Модель Попова имеет в виду, что мировоззрение Достоевского было в своем отправном пункте синтетическим, развертываясь отсюда в анализ тех элементов, на которые разложима целостность. Между тем как раз синтезу в условиях принадлежности человека самому себе, а не его подчинения высшему, сплачивающему всех людей, принципу не суждено, по Достоевскому, быть воплощенным в некую позитивную реальность. Отрицательный двойник, которого самость обнаруживает в Другом, ввергает обоих в дезинтегративное состояние. Это разногласие либо не имеет нейтрализующего его исхода, либо подытоживается опустошительно негативным синтезом, вроде того, что объединил Рогожина и Мышкина возле тела мертвой Настасьи Филипповны. Синтез в романах Достоевского если и присутствует, то не в своей изначальности, а в своей финальности, выявляющей его несостоятельность. Вразрез с утверждением Попова, Свидригайлов не «оно» Раскольникова[76]. При всем сходстве этих героев, убийц женщин, они несовместимы: первый из них не может продолжать жизнь, второй способен родиться заново. «Оно» имманентно психическому строю самости; Свидригайлов же – то непоправимое Зло, которое органически не входит в состав души Раскольникова. Скорее, «оно» (если уж пользоваться фрейдистской терминологией) этого героя-теоретика – его спонтанная витальность, которая дает ему энергию для борьбы за жизнь, для выживания в неблагоприятных обстоятельствах.

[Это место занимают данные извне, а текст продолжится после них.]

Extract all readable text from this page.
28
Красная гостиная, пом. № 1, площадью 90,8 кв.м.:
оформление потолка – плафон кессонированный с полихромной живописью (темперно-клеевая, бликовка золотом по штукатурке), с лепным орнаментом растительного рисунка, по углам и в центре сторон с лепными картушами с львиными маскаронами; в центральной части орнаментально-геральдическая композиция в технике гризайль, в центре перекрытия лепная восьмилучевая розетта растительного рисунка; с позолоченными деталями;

Под психологическим углом зрения рассмотрел парность героев Достоевского и Рене Жирар[77]. Самость занимает в повествовательном мире Достоевского, согласно Жирару, двойственную позицию, колеблясь между мазохистским смирением перед Другим и садистским желанием превзойти Другого и господствовать над ним. Внутренний Другой, подавляющий самость, и внешний Другой, с которым ей приходится соперничать, вступают в диалектическое взаимодействие, погружающее индивида в такое состояние, в каком воспринимаемая им реальность теряет независимость от субъекта, становясь галлюцинаторной. Спрашивается, насколько релевантна трактовка параллелей, которые Достоевский протягивал между действующими лицами своих текстов, в психологических терминах? Точка отсчета для Жирара – «я», индивид, что закономерно при психологическом взгляде на литературное произведение, тогда как для Достоевского она расположена в том абсолютном Другом, каким явился Сын Божий. Чем отчужденнее персонажи Достоевского от признаваемого обществом за норму (как, например, проститутка Сонечка Мармеладова), тем более им принадлежит право на обладание истиной, не данной человеку в его созидательной деятельности. И напротив: чем более герой старается навязать окружению свою идеологию, тем разительнее он противоречит абсолютному Другому (внушая Шатову мессианистские убеждения, Ставрогин в то же самое время толкает Кириллова к атеизму и самоубийству). В обеих своих версиях Другой, выкинут ли он на край социореальности (как не вполне психически здоровое существо, как странник, как старец в монастыре и т. п.) или же сеет в ней лжеучения, служит в романах Достоевского показателем того, что она – в том положении дел, в каком мы ее застаем, – не отвечает необходимому для ее совершенствования вхождению потустороннего в посюстороннее. Внутри себя она искаженно трансцендентна. Поэтому и тогда, когда Достоевский берет за terminus a quo индивида (пусть то будет Иван Карамазов), тот встречается не с доподлинно Другим, а со своим негативным двойником (со Смердяковым). Интроецирование этой встречи – здесь Жирар прав – выливается в галлюцинацию (в беседу Ивана с Чертом)[78]. Но было бы неверно пытаться вникнуть в Ивана, ограничившись суждениями о его психике. Он восстает против садомазохистской реальности, жаждет вырваться за предел, который кладет человеку его душевное устройство. Этот бунт неудачен, потому что человек не в силах стать по-настоящему Другим не в качестве индивидного, а в качестве родового существа.